Health care and social assistance employment increased by 57,400 in February. For the twelve months ending in February, nearly 675,000 jobs have been generated in this sector, representing more than one of every five jobs created in the national economy.
The jobless rate remained at an eight-year low of 4.9% in February. The unemployment rate has not been this low since February 2008, just before the Great Financial Crisis began. The wider measure of unemployment, the U-6 measure, fell to 9.7% in February from 9.9% in January. This measure of unemployment includes those workers in part-time positions or too discouraged to look for work. Moody’s Analytics estimates that this latter measure needs to fall to 9% for the economy to be considered at a “full employment” level.
Average hourly earnings for private-sector workers were $25.35 in February, a three-cent decrease (0.1%) from January. This was the first decline since December 2014. On a year-over-year basis, wages were up 2.2% from year-earlier levels. This measure of wage growth continues to be stubbornly weak, despite the tightening in the labor force.
Based on the jobs data, the U.S. economy is looking strong, despite softness in other parts of the global economy. The U.S. economy now has 5.1 million more jobs than it did at the onset of the recession in December 2007 and 13.8 million more jobs than at the recession low in early 2010. Additionally, the jobless rate is less than half the peak of 10% reached in October 2009.

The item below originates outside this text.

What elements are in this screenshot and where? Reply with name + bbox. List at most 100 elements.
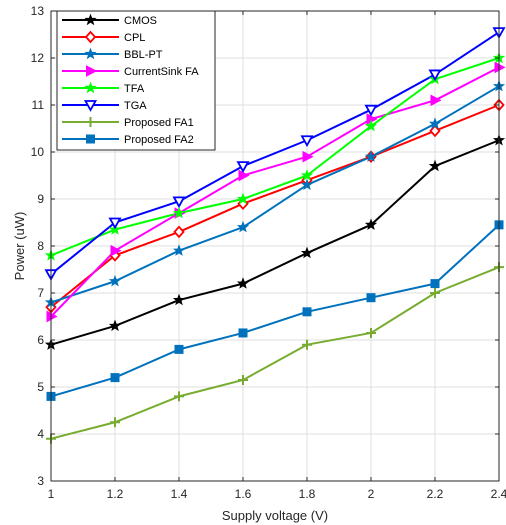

This report will give the Fed pause when it meets later this month at its FOMC March 15-16 meeting. The Fed has indicated that it is closely tracking current economic conditions as it makes a decision on raising interest rates further this year from its target range of 0.25% to 0.5%. The 242,000 gain in jobs suggests continued strength in the economy, but the weakness in wage growth suggests inflation is not approaching the central bank’s preferred 2% target range.